Dolphin Attacks: How to silently hack into a device
Before commands can be sent to the device, the activation command has to be spoken out aloud. Since at this stage some systems like Apples Siri uses voice authentication, it is a bit trickier to open the first door. You not just need to say the words, you need the corresponding voice of the owner.
The researchers used different Text-to-Speech Engines (TTS) for a brute-force-like attack. They tried artificial voices from different TTS Engines, hoping to find some sounding similar enough to the owner of a device for the wake word to be accepted. While going through nine different systems with a wide variety of different voice types, they succeeded with almost any engine.
The results show that the control commands from any of the TTS systems can be recognized by the SR system. 35 out of 89 types of activation commands can activate Siri, resulting in a success rate of 39%. Source: DolphinAttack: Inaudible Voice Commands
If the TTS would have shown insufficient, the alternative would have been to secretly record the owners voice for a while and then edit the relevant phonemes to a “Hey Siri”. For example, you could get a “hey” from the phonemes in “he” and “cake”, and the words “city” and “carry” are good enough for a “Siri”.
To make the commands inaudible and allow a secret attack on a device, the research team modulated the so called baseband signal of the voice commands onto an ultrasonic carrier wave.
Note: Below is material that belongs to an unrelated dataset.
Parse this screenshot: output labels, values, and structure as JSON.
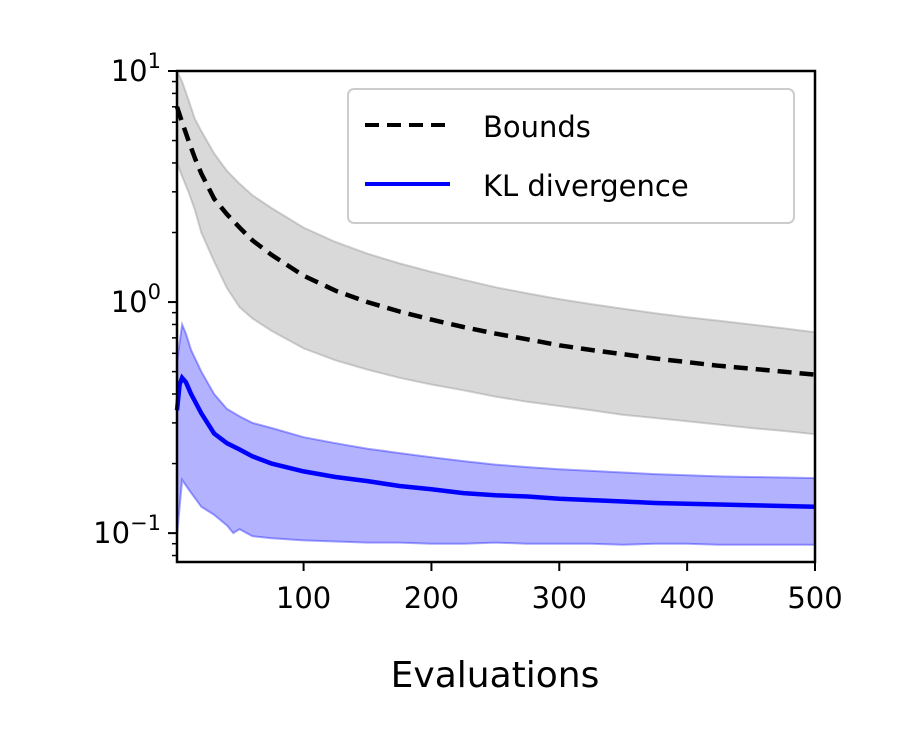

In simple words: They pitched the command so high that a human ear cannot recognize it anymore.
As attack device, the team used two different setups: A stationary system which consisted of a smartphone as signal source, a signal generator as modulator and a wide-band dynamic ultrasonic speaker with the ability to transmit signals ranging between 9 kHz to 50 kHz.
In comparison, they used a portable system made out of a Samsung Galaxy S6 with an amplifier and ultrasonic transducer connected to the phones headphone jack. This setup is limited to signals at frequencies to 23, 25, 33, 40 and 48 kHz.
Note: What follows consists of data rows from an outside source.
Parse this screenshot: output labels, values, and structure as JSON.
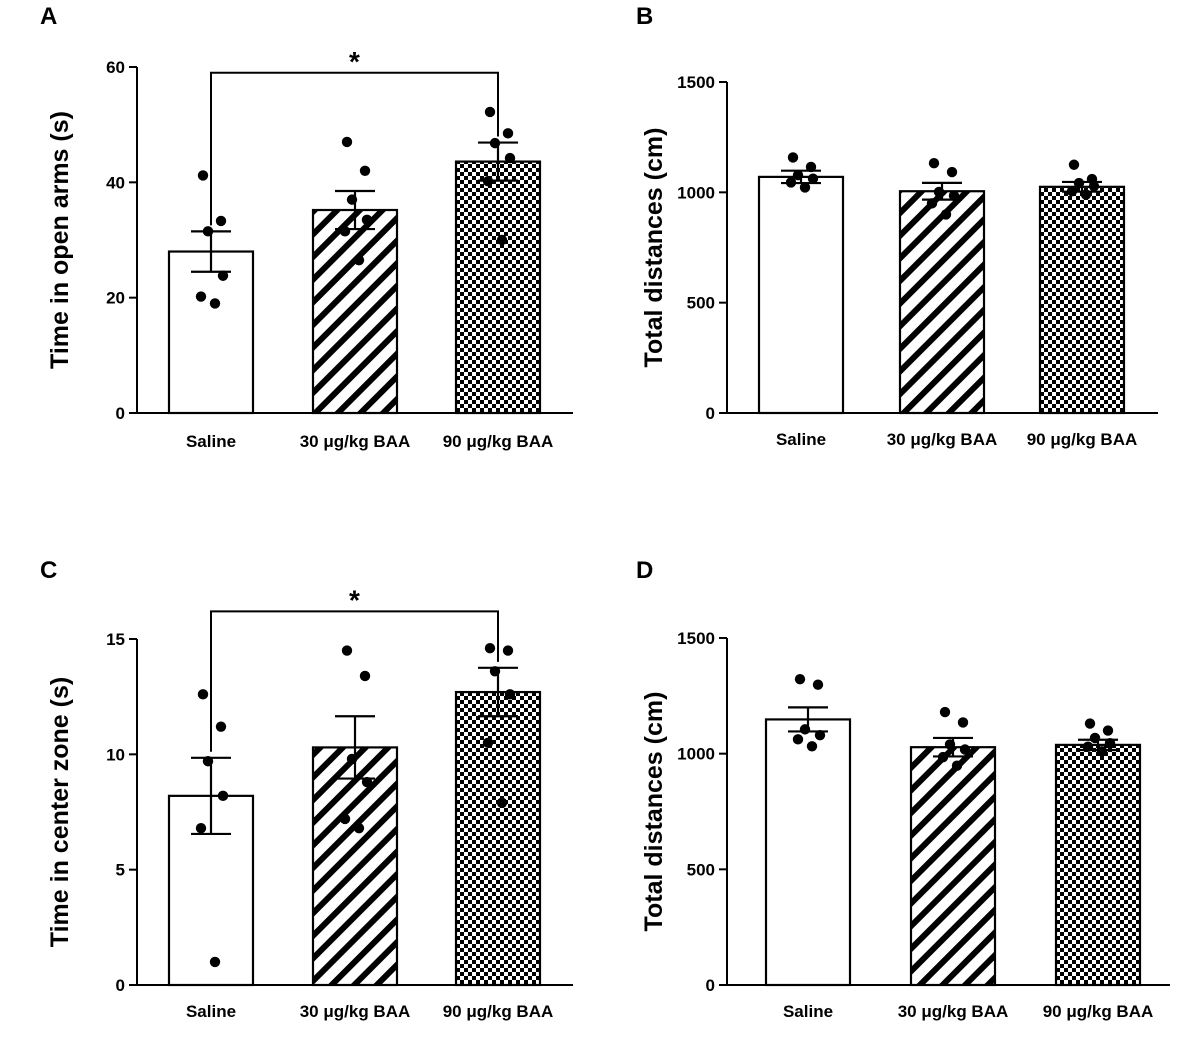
{
  "chart_data": [
    {
      "panel": "A",
      "type": "bar",
      "title": "",
      "xlabel": "",
      "ylabel": "Time in open arms (s)",
      "ylim": [
        0,
        60
      ],
      "yticks": [
        0,
        20,
        40,
        60
      ],
      "categories": [
        "Saline",
        "30 μg/kg BAA",
        "90 μg/kg BAA"
      ],
      "patterns": [
        "solid",
        "hatch",
        "checker"
      ],
      "values": [
        28,
        35.2,
        43.6
      ],
      "sem": [
        3.5,
        3.3,
        3.3
      ],
      "points": [
        [
          41.2,
          33.3,
          31.5,
          23.8,
          20.2,
          19.0
        ],
        [
          47.0,
          42.0,
          37.0,
          33.5,
          31.5,
          26.5
        ],
        [
          52.2,
          48.5,
          46.8,
          44.2,
          40.2,
          30.0
        ]
      ],
      "significance": {
        "from": 0,
        "to": 2,
        "label": "*",
        "level": 59
      }
    },
    {
      "panel": "B",
      "type": "bar",
      "title": "",
      "xlabel": "",
      "ylabel": "Total distances (cm)",
      "ylim": [
        0,
        1500
      ],
      "yticks": [
        0,
        500,
        1000,
        1500
      ],
      "categories": [
        "Saline",
        "30 μg/kg BAA",
        "90 μg/kg BAA"
      ],
      "patterns": [
        "solid",
        "hatch",
        "checker"
      ],
      "values": [
        1070,
        1005,
        1025
      ],
      "sem": [
        28,
        38,
        22
      ],
      "points": [
        [
          1158,
          1115,
          1078,
          1062,
          1045,
          1022
        ],
        [
          1132,
          1092,
          1002,
          985,
          950,
          900
        ],
        [
          1125,
          1060,
          1042,
          1028,
          1005,
          990
        ]
      ]
    },
    {
      "panel": "C",
      "type": "bar",
      "title": "",
      "xlabel": "",
      "ylabel": "Time in center zone (s)",
      "ylim": [
        0,
        15
      ],
      "yticks": [
        0,
        5,
        10,
        15
      ],
      "categories": [
        "Saline",
        "30 μg/kg BAA",
        "90 μg/kg BAA"
      ],
      "patterns": [
        "solid",
        "hatch",
        "checker"
      ],
      "values": [
        8.2,
        10.3,
        12.7
      ],
      "sem": [
        1.65,
        1.35,
        1.05
      ],
      "points": [
        [
          12.6,
          11.2,
          9.7,
          8.2,
          6.8,
          1.0
        ],
        [
          14.5,
          13.4,
          9.8,
          8.8,
          7.2,
          6.8
        ],
        [
          14.6,
          14.5,
          13.6,
          12.6,
          10.5,
          7.9
        ]
      ],
      "significance": {
        "from": 0,
        "to": 2,
        "label": "*",
        "level": 16.2
      }
    },
    {
      "panel": "D",
      "type": "bar",
      "title": "",
      "xlabel": "",
      "ylabel": "Total distances (cm)",
      "ylim": [
        0,
        1500
      ],
      "yticks": [
        0,
        500,
        1000,
        1500
      ],
      "categories": [
        "Saline",
        "30 μg/kg BAA",
        "90 μg/kg BAA"
      ],
      "patterns": [
        "solid",
        "hatch",
        "checker"
      ],
      "values": [
        1148,
        1028,
        1038
      ],
      "sem": [
        52,
        40,
        22
      ],
      "points": [
        [
          1322,
          1298,
          1105,
          1080,
          1062,
          1032
        ],
        [
          1180,
          1135,
          1040,
          1018,
          985,
          948
        ],
        [
          1130,
          1100,
          1068,
          1045,
          1030,
          1010
        ]
      ]
    }
  ]
}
The Chinese researchers claimed, with that setup they were able to send secret commands to different devices such as iPhones, the Apple Smartwatches, Amazon Echo, several Android Smartphones from Samsung and Huawei as well as to an Audi Q3. They made the devices call certain phone numbers, activate cameras, turned on airplane mode or activated the navigation system.
How realistic are Dolphin Attacks?
While many (not all) smartphones usually need to be unlocked physically to accept voice recognition, it doesn’t look too likely, that a hidden ultrasonic voice command can unlock devices without catching the owner’s attention. To activate the various devices, the research team had to come as close as 25 cm up to 1 meter to the targeted devices, like an Apple Watch or a Smartphone, to be successful. Considering the necessary equipment needed, it seems not very likely that this could happen easily without drawing attention. However, confronted with the paper, Google and Amazon stated they were looking into the findings.
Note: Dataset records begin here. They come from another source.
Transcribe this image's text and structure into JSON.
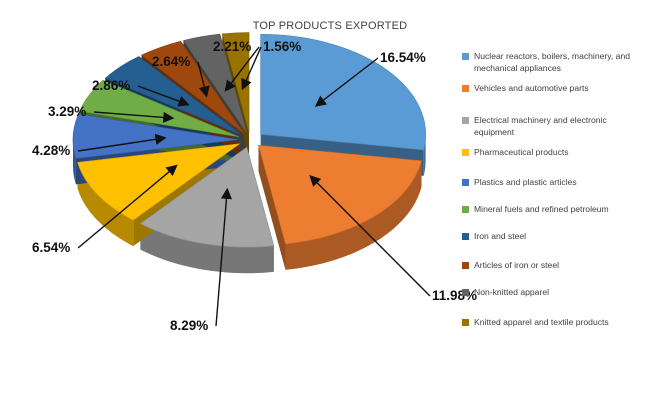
{
  "chart_data": {
    "type": "pie",
    "title": "TOP PRODUCTS EXPORTED",
    "legend_position": "right",
    "style": "3d-exploded",
    "slices": [
      {
        "label": "Nuclear reactors, boilers, machinery, and mechanical appliances",
        "value": 16.54,
        "display": "16.54%",
        "color": "#5b9bd5"
      },
      {
        "label": "Vehicles and automotive parts",
        "value": 11.98,
        "display": "11.98%",
        "color": "#ed7d31"
      },
      {
        "label": "Electrical machinery and electronic equipment",
        "value": 8.29,
        "display": "8.29%",
        "color": "#a5a5a5"
      },
      {
        "label": "Pharmaceutical products",
        "value": 6.54,
        "display": "6.54%",
        "color": "#ffc000"
      },
      {
        "label": "Plastics and plastic articles",
        "value": 4.28,
        "display": "4.28%",
        "color": "#4472c4"
      },
      {
        "label": "Mineral fuels and refined petroleum",
        "value": 3.29,
        "display": "3.29%",
        "color": "#70ad47"
      },
      {
        "label": "Iron and steel",
        "value": 2.86,
        "display": "2.86%",
        "color": "#255e91"
      },
      {
        "label": "Articles of iron or steel",
        "value": 2.64,
        "display": "2.64%",
        "color": "#9e480e"
      },
      {
        "label": "Non-knitted apparel",
        "value": 2.21,
        "display": "2.21%",
        "color": "#636363"
      },
      {
        "label": "Knitted apparel and textile products",
        "value": 1.56,
        "display": "1.56%",
        "color": "#997300"
      }
    ]
  }
}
Possible defense mechanisms
To make voice sensitive devices less vulnerable to these so called “Dolphin Attacks”, the research team proposed a few hard- and software based mechanisms: Microphones should be designed to suppress any acoustic signals whose frequencies are in the ultrasound range. With the iPhone 6 Plus this seems already to be the case, since it could withstand inaudible commands very well. Unfortunately not so much the iPhone 7 Plus. For legacy microphones a module should be installed to detect modulated voice commands and then cancel the baseband with these commands prior further processing. Also, software mechanisms are thinkable, since the modulated inaudible voice command, once demodulated, show differences in frequency ranging, which could be detected; thus enabling the rejection of the illegal command.